Quantization is a technique that reduces the precision of numbers used in a model’s computations and stored weights—typically from 32-bit floats to 8-bit integers. This reduces the model’s memory footprint, speeds up inference, and lowers power consumption, often with minimal loss in accuracy.
Quantization is especially important for deploying models on edge devices such as wearables, embedded systems, and microcontrollers, which often have limited compute, memory, and battery capacity. By quantizing models, we can make them significantly more efficient and suitable for these resource-constrained environments.
ExecuTorch uses torchao as its quantization library. This integration allows ExecuTorch to leverage PyTorch-native tools for preparing, calibrating, and converting quantized models.
Quantization in ExecuTorch is backend-specific. Each backend defines how models should be quantized based on its hardware capabilities. Most ExecuTorch backends use the torchao PT2E quantization flow, which works on models exported with torch.export and enables quantization that is tailored for each backend.
The PT2E quantization workflow has three main steps:
- Configure a backend-specific quantizer.
- Prepare, calibrate, convert, and evalute the quantized model in PyTorch
- Lower the model to the target backend
Each backend provides its own quantizer (e.g., XNNPACKQuantizer, CoreMLQuantizer) that defines how quantization should be applied to a model in a way that is compatible with the target hardware. These quantizers usually support configs that allow users to specify quantization options such as:
- Precision (e.g., 8-bit or 4-bit)
- Quantization type (e.g., dynamic, static, or weight-only quantization)
- Granularity (e.g., per-tensor, per-channel)
Not all quantization options are supported by all backends. Consult backend-specific guides for supported quantization modes and configuration, and how to initialize the backend-specific PT2E quantizer:
After the backend specific quantizer is defined, the PT2E quantization flow is the same for all backends. A generic example is provided below, but specific examples are given in backend documentation:
from torchao.quantization.pt2e.quantize_pt2e import convert_pt2e, prepare_pt2e
training_gm = torch.export.export(model, sample_inputs).module()
# Prepare the model for quantization using the backend-specific quantizer instance
prepared_model = prepare_pt2e(training_gm, quantizer)

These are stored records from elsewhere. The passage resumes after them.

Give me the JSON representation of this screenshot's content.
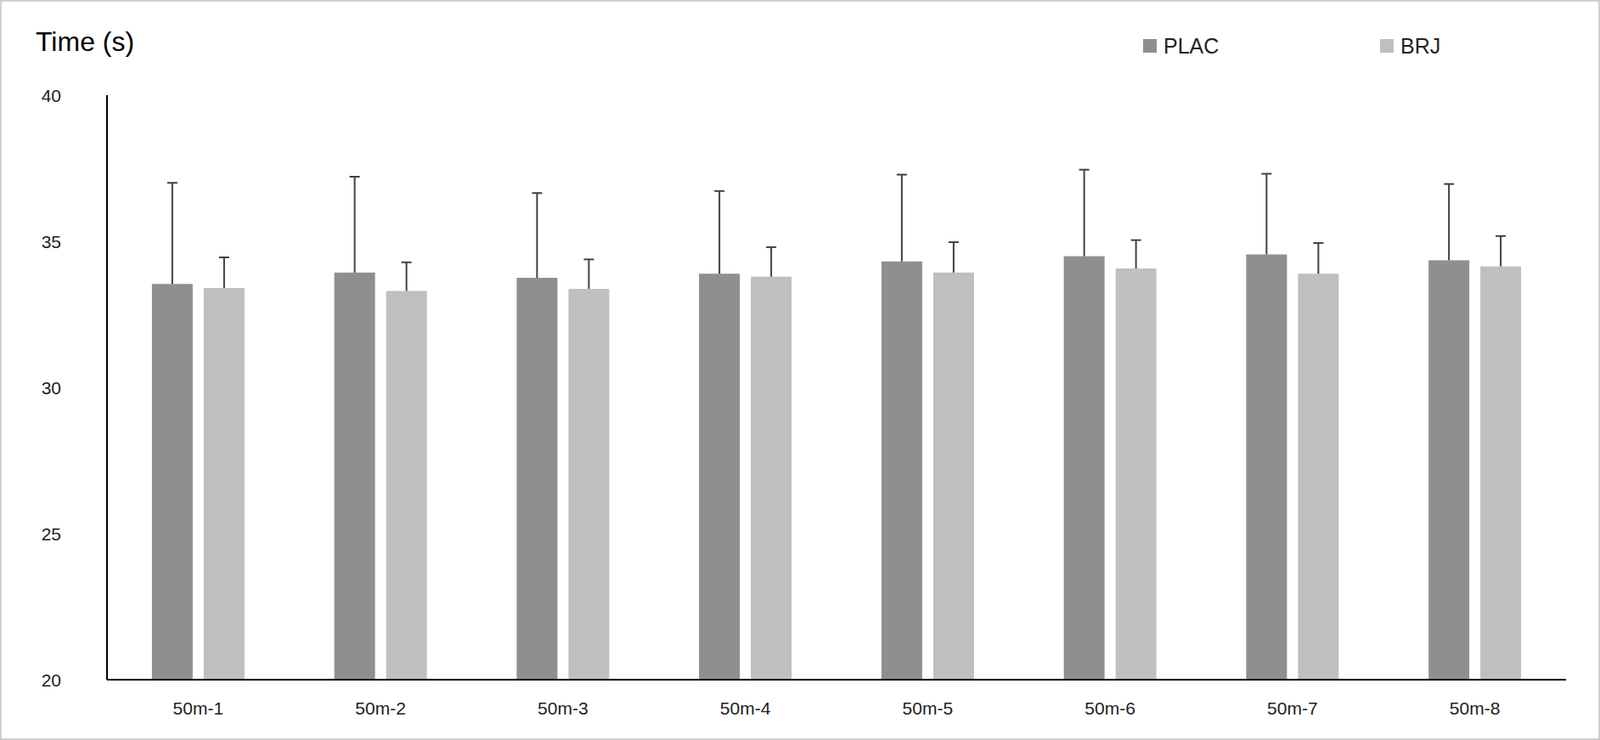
{
  "chart_data": {
    "type": "bar",
    "y_label": "Time (s)",
    "categories": [
      "50m-1",
      "50m-2",
      "50m-3",
      "50m-4",
      "50m-5",
      "50m-6",
      "50m-7",
      "50m-8"
    ],
    "series": [
      {
        "name": "PLAC",
        "color": "#8f8f8f",
        "values": [
          33.54,
          33.93,
          33.75,
          33.89,
          34.31,
          34.49,
          34.55,
          34.35
        ],
        "errors": [
          3.46,
          3.28,
          2.9,
          2.83,
          2.97,
          2.96,
          2.76,
          2.61
        ]
      },
      {
        "name": "BRJ",
        "color": "#bfbfbf",
        "values": [
          33.4,
          33.3,
          33.37,
          33.79,
          33.93,
          34.07,
          33.89,
          34.14
        ],
        "errors": [
          1.05,
          0.98,
          1.01,
          1.01,
          1.04,
          0.97,
          1.05,
          1.04
        ]
      }
    ],
    "ylim": [
      20,
      40
    ],
    "yticks": [
      20,
      25,
      30,
      35,
      40
    ],
    "grid": false,
    "legend": "top-right"
  }
}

# Calibrate the model on representative data
for sample in calibration_data:
prepared_model(sample)
# Convert the calibrated model to a quantized model
quantized_model = convert_pt2e(prepared_model)
The quantized_model is a PyTorch model like any other, and can be evaluated on different tasks for accuracy. Tasks specific benchmarks are the recommended way to evaluate your quantized model, but as crude alternative you can compare to outputs with the original model using generic error metrics like SQNR:
from torchao.quantization.utils import compute_error
out_reference = model(sample)
out_quantized = quantized_model(sample)
sqnr = compute_error(out_reference, out_quantized) # SQNR error
Note that numerics on device can differ those in PyTorch even for unquantized models, and accuracy evaluation can also be done with pybindings or on device.
The final step is to lower the quantized_model to the desired backend, as you would an unquantized one. See backend-specific pages for lowering information.